Unrelatable or spammy marketing materials like these are the end result of creatives and marketing directors making work that satisfies the needs of the office language game, providing plenty of cover for one’s ass by avoiding saying anything of consequence. In other words, fear breeds boring, or even nonsensical, marketing.
Breaking Free of Buzzwords
To be fair, there are clear benefits to the approach outlined above. The Mercury ad is, if nothing else, inoffensive. Buzzwords and jargon may put viewers to sleep, but at least they won’t provoke the massive backlash seen in response to recent tone-deaf ads for Pepsi and Ancestry.com.

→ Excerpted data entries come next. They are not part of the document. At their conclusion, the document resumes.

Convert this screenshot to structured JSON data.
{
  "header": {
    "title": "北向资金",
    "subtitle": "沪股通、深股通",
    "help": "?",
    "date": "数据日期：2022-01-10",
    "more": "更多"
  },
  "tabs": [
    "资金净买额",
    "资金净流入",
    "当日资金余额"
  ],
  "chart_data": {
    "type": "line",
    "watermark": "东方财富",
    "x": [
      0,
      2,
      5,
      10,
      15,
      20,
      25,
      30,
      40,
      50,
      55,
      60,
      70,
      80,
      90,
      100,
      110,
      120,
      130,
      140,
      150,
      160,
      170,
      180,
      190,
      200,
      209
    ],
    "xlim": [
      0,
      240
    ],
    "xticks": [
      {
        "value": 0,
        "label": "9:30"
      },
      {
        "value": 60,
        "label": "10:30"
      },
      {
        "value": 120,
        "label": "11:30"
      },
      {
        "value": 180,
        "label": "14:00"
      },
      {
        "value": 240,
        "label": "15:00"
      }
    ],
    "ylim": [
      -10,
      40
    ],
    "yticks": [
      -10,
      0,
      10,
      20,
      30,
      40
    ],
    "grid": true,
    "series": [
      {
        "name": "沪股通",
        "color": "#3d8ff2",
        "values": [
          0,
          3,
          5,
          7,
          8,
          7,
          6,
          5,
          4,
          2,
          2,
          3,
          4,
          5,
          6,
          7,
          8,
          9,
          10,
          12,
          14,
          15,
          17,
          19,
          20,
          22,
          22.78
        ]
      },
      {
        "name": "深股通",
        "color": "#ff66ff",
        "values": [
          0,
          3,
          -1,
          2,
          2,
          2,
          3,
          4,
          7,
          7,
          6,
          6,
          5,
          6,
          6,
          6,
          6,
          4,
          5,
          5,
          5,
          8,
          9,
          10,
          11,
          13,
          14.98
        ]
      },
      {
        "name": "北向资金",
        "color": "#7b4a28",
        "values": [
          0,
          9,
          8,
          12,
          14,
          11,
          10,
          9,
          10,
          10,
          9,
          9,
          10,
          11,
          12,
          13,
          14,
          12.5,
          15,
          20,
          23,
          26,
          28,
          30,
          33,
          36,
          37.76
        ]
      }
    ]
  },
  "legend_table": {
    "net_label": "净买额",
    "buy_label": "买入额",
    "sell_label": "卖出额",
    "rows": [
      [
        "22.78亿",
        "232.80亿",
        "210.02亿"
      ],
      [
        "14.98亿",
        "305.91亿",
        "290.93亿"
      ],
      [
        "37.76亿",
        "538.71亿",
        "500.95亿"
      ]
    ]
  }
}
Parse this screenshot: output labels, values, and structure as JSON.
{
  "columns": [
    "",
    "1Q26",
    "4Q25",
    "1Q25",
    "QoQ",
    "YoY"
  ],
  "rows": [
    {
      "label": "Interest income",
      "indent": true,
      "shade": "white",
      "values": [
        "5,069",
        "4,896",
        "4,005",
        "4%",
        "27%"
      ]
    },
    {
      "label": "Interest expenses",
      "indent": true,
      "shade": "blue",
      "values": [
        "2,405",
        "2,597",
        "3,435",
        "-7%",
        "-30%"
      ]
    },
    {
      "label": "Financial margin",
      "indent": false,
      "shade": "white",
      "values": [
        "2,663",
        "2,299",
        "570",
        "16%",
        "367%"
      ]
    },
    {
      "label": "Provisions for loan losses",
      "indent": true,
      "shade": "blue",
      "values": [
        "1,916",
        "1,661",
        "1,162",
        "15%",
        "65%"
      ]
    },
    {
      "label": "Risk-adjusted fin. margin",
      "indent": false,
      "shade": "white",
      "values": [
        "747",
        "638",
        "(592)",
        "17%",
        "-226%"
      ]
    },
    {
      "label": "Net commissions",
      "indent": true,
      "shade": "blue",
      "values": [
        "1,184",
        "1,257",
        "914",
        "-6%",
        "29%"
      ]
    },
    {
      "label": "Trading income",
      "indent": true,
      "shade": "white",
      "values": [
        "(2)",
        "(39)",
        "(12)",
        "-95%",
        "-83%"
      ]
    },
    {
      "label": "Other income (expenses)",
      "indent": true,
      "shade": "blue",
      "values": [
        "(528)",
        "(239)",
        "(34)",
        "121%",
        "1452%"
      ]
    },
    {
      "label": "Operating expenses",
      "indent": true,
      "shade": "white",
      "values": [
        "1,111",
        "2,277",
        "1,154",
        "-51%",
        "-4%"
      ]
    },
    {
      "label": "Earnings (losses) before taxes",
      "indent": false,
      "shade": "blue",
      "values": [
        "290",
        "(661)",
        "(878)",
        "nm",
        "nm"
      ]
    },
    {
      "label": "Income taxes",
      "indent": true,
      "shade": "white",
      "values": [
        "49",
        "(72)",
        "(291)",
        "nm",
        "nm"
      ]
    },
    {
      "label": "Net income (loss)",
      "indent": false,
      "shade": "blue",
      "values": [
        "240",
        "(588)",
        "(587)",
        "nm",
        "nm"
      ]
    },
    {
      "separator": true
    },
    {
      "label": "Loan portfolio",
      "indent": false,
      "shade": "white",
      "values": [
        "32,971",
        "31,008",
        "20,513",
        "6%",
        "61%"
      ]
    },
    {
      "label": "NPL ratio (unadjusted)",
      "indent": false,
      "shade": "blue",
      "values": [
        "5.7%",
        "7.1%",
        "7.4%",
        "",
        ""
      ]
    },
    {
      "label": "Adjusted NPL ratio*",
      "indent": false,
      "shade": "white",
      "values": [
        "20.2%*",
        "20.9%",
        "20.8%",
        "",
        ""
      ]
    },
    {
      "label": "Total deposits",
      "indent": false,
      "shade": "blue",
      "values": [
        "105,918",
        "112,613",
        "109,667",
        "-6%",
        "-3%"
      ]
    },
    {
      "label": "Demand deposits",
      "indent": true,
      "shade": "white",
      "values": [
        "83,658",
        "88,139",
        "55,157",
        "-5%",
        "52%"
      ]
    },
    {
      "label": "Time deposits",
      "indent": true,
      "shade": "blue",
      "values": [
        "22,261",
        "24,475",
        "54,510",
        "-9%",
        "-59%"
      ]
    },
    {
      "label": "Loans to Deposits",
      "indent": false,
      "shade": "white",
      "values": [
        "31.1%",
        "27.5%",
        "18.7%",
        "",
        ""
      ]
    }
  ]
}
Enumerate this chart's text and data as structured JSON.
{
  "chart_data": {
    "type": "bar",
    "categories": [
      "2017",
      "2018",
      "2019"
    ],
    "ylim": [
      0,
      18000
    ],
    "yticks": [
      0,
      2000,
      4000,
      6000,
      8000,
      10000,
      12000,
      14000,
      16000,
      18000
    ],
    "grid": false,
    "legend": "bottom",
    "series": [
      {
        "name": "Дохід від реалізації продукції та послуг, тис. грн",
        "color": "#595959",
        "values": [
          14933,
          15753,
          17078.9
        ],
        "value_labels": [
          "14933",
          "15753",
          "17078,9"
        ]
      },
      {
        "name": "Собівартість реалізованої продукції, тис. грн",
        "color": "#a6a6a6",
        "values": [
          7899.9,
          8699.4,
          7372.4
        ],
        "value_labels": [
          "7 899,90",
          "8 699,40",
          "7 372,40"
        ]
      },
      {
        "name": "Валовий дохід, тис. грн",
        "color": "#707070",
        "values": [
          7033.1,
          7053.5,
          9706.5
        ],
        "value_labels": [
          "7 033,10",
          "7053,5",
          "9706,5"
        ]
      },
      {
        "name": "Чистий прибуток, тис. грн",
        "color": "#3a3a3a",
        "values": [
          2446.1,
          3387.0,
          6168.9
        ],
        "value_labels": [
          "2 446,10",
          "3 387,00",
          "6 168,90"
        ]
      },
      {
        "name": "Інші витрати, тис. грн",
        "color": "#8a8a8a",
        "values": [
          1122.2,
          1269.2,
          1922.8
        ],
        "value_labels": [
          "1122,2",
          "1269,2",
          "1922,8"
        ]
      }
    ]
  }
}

By that same token, however, ads that rely so heavily on jargon or buzzwords—that play into the internal office politics of the companies producing them, at the expense of their ability to communicate with core audiences—lose the opportunity to make any sort of impact at all. A safe, meaningless campaign may prevent the CMO from throwing a hissy fit, but it won’t stand a chance of sparking a national conversation or changing an industry.
Good storytelling involves risk: the willingness to create meaning, rather than destroy it, and the vulnerability that comes with that choice. To move people, an organization must be willing to make actual statements in its marketing efforts—and that, ultimately, is going to require willingness from the people in charge of those efforts to approve work that doesn’t always feel completely safe.
Now, we’ll be the first to admit that there are no easy answers here. Not every work environment is going to tolerate open, honest expression, and not every employee can afford to break the buzzword bubble. But those of us in positions of authority, either on the client side or the agency side, do have a choice to make when deciding how to share a brand with the wider world.
On the one hand, we can give in to the temptation to conceal by approving campaigns which say very little, and avoid making statements that could actually cause change. Or, we can take the uncomfortable step of making a bold claim about how our organization can improve lives—and reap the rewards of a real story.